He reached Chicago the second morning after starting, and took a room at the Palmer House, to rest for a few days while he was deciding what direction he would take from that point.
The following day, after a good night’s sleep and a fine breakfast, he strolled into the smoking-room with a morning paper to idle away an hour or so and read the news.
There were several people in the room, but he paid no attention to them more than to cast a sweeping glance around; then, seating himself by a window, he lighted a cigar and was soon buried in the contents of his paper.
He looked through one-half of it, and then laid it aside, taking up the other, when a deep, gruff voice just behind him remarked:
“I say, stranger, could you spare a part of that there paper? I’ve read yesterday’s Inter-Ocean about through, and would like something a trifle fresher.”
Everet turned to see who was addressing him, and found a man, every bit as rough looking as his voice had sounded, sitting near him.
He was evidently a miner or ranger, but had an honest, open face which at once attracted the young Southerner.

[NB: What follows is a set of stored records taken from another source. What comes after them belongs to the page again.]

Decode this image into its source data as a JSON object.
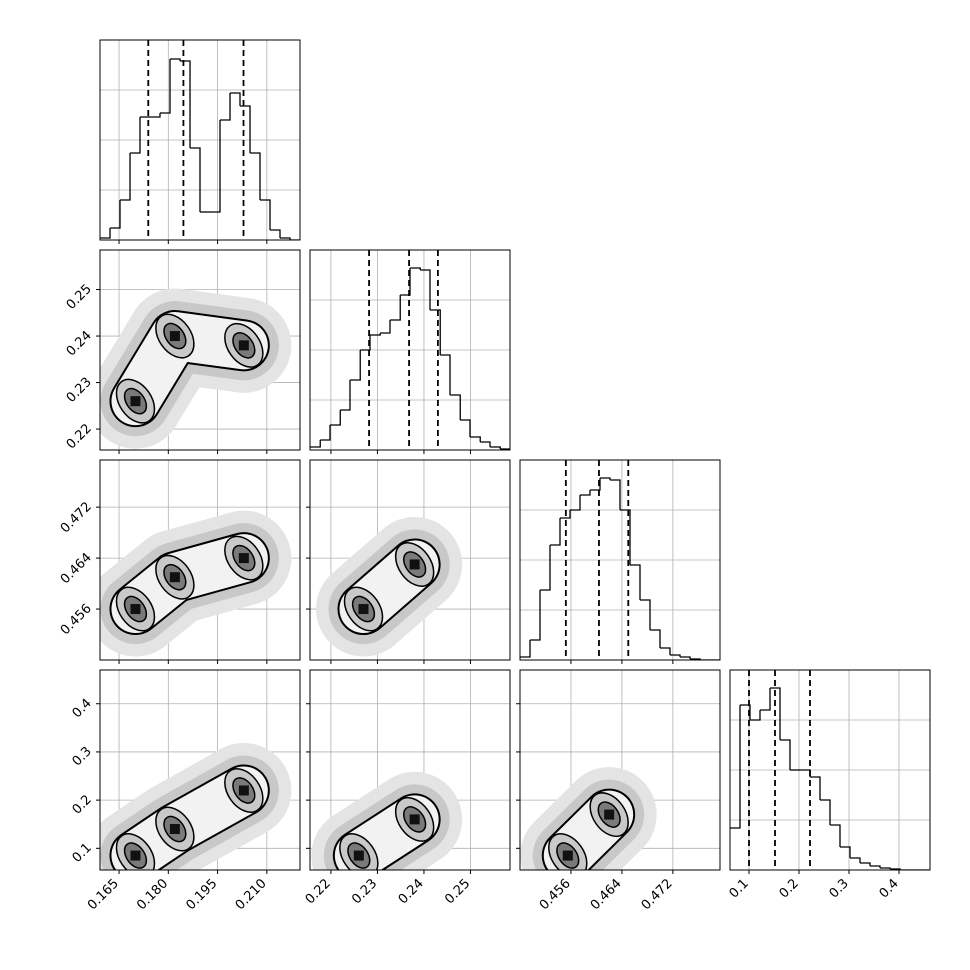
{
  "chart_data": [
    {
      "type": "histogram",
      "xlim": [
        0.1592,
        0.2201
      ],
      "ylim": [
        0,
        200
      ],
      "xticks": [
        0.165,
        {
          "value": 0.18,
          "label": "0.180"
        },
        0.195,
        {
          "value": 0.21,
          "label": "0.210"
        }
      ],
      "yticks": [
        50,
        100,
        150
      ],
      "bins": [
        0.1592,
        0.16225,
        0.16529,
        0.16834,
        0.17138,
        0.17443,
        0.17747,
        0.18052,
        0.18356,
        0.18661,
        0.18965,
        0.1927,
        0.19574,
        0.19879,
        0.20183,
        0.20488,
        0.20792,
        0.21097,
        0.21401,
        0.21706,
        0.2201
      ],
      "values": [
        2,
        12,
        40,
        87,
        123,
        123,
        127,
        181,
        179,
        92,
        28,
        28,
        120,
        147,
        134,
        87,
        40,
        10,
        2,
        0
      ],
      "quantiles": [
        0.1739,
        0.1846,
        0.2029
      ],
      "color": "#000000",
      "grid": true
    },
    {
      "type": "density",
      "xlim": [
        0.1592,
        0.2201
      ],
      "ylim": [
        0.2155,
        0.2585
      ],
      "xticks": [
        0.165,
        {
          "value": 0.18,
          "label": "0.180"
        },
        0.195,
        {
          "value": 0.21,
          "label": "0.210"
        }
      ],
      "yticks": [
        0.22,
        0.23,
        0.24,
        0.25
      ],
      "x": [
        0.17,
        0.182,
        0.203
      ],
      "y": [
        0.226,
        0.24,
        0.238
      ],
      "grid": true
    },
    {
      "type": "histogram",
      "xlim": [
        0.2155,
        0.2585
      ],
      "ylim": [
        0,
        200
      ],
      "xticks": [
        0.22,
        0.23,
        0.24,
        0.25
      ],
      "yticks": [
        50,
        100,
        150
      ],
      "bins": [
        0.2155,
        0.2177,
        0.2198,
        0.222,
        0.2241,
        0.2263,
        0.2284,
        0.2306,
        0.2327,
        0.2349,
        0.237,
        0.2392,
        0.2413,
        0.2435,
        0.2456,
        0.2478,
        0.2499,
        0.2521,
        0.2542,
        0.2564,
        0.2585
      ],
      "values": [
        3,
        10,
        25,
        40,
        70,
        100,
        115,
        117,
        130,
        155,
        182,
        180,
        140,
        95,
        55,
        30,
        13,
        8,
        3,
        1
      ],
      "quantiles": [
        0.2282,
        0.2368,
        0.243
      ],
      "color": "#000000",
      "grid": true
    },
    {
      "type": "density",
      "xlim": [
        0.1592,
        0.2201
      ],
      "ylim": [
        0.448,
        0.4794
      ],
      "xticks": [
        0.165,
        {
          "value": 0.18,
          "label": "0.180"
        },
        0.195,
        {
          "value": 0.21,
          "label": "0.210"
        }
      ],
      "yticks": [
        0.456,
        0.464,
        0.472
      ],
      "x": [
        0.17,
        0.182,
        0.203
      ],
      "y": [
        0.456,
        0.461,
        0.464
      ],
      "grid": true
    },
    {
      "type": "density",
      "xlim": [
        0.2155,
        0.2585
      ],
      "ylim": [
        0.448,
        0.4794
      ],
      "xticks": [
        0.22,
        0.23,
        0.24,
        0.25
      ],
      "yticks": [
        0.456,
        0.464,
        0.472
      ],
      "x": [
        0.227,
        0.238
      ],
      "y": [
        0.456,
        0.463
      ],
      "grid": true
    },
    {
      "type": "histogram",
      "xlim": [
        0.448,
        0.4794
      ],
      "ylim": [
        0,
        200
      ],
      "xticks": [
        0.456,
        0.464,
        0.472
      ],
      "yticks": [
        50,
        100,
        150
      ],
      "bins": [
        0.448,
        0.44957,
        0.45114,
        0.45271,
        0.45428,
        0.45585,
        0.45742,
        0.45899,
        0.46056,
        0.46213,
        0.4637,
        0.46527,
        0.46684,
        0.46841,
        0.46998,
        0.47155,
        0.47312,
        0.47469,
        0.47626,
        0.47783,
        0.4794
      ],
      "values": [
        3,
        20,
        70,
        115,
        142,
        150,
        165,
        170,
        182,
        180,
        150,
        95,
        60,
        30,
        12,
        5,
        3,
        1,
        0,
        0
      ],
      "quantiles": [
        0.4552,
        0.4604,
        0.465
      ],
      "color": "#000000",
      "grid": true
    },
    {
      "type": "density",
      "xlim": [
        0.1592,
        0.2201
      ],
      "ylim": [
        0.055,
        0.47
      ],
      "xticks": [
        0.165,
        {
          "value": 0.18,
          "label": "0.180"
        },
        0.195,
        {
          "value": 0.21,
          "label": "0.210"
        }
      ],
      "yticks": [
        0.1,
        0.2,
        0.3,
        0.4
      ],
      "x": [
        0.17,
        0.182,
        0.203
      ],
      "y": [
        0.085,
        0.14,
        0.22
      ],
      "grid": true
    },
    {
      "type": "density",
      "xlim": [
        0.2155,
        0.2585
      ],
      "ylim": [
        0.055,
        0.47
      ],
      "xticks": [
        0.22,
        0.23,
        0.24,
        0.25
      ],
      "yticks": [
        0.1,
        0.2,
        0.3,
        0.4
      ],
      "x": [
        0.226,
        0.238
      ],
      "y": [
        0.085,
        0.16
      ],
      "grid": true
    },
    {
      "type": "density",
      "xlim": [
        0.448,
        0.4794
      ],
      "ylim": [
        0.055,
        0.47
      ],
      "xticks": [
        0.456,
        0.464,
        0.472
      ],
      "yticks": [
        0.1,
        0.2,
        0.3,
        0.4
      ],
      "x": [
        0.4555,
        0.462
      ],
      "y": [
        0.085,
        0.17
      ],
      "grid": true
    },
    {
      "type": "histogram",
      "xlim": [
        0.062,
        0.462
      ],
      "ylim": [
        0,
        200
      ],
      "xticks": [
        0.1,
        0.2,
        0.3,
        0.4
      ],
      "yticks": [
        50,
        100,
        150
      ],
      "bins": [
        0.062,
        0.082,
        0.102,
        0.122,
        0.142,
        0.162,
        0.182,
        0.202,
        0.222,
        0.242,
        0.262,
        0.282,
        0.302,
        0.322,
        0.342,
        0.362,
        0.382,
        0.402,
        0.422,
        0.442,
        0.462
      ],
      "values": [
        42,
        165,
        150,
        160,
        182,
        130,
        100,
        100,
        93,
        70,
        45,
        23,
        12,
        7,
        4,
        2,
        1,
        0,
        0,
        0
      ],
      "quantiles": [
        0.1,
        0.152,
        0.222
      ],
      "color": "#000000",
      "grid": true
    }
  ]
}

He passed him that portion of his paper which he had read, receiving his brief thanks with a courteous bow, and then resumed his interrupted reading.
He sat there for perhaps an hour longer, until he grew tired of keeping still, and was contemplating going out for a stroll, when the man addressed him again:
“I take it you’re a stranger in these parts,” he remarked, with a keen, comprehensive glance over the young man.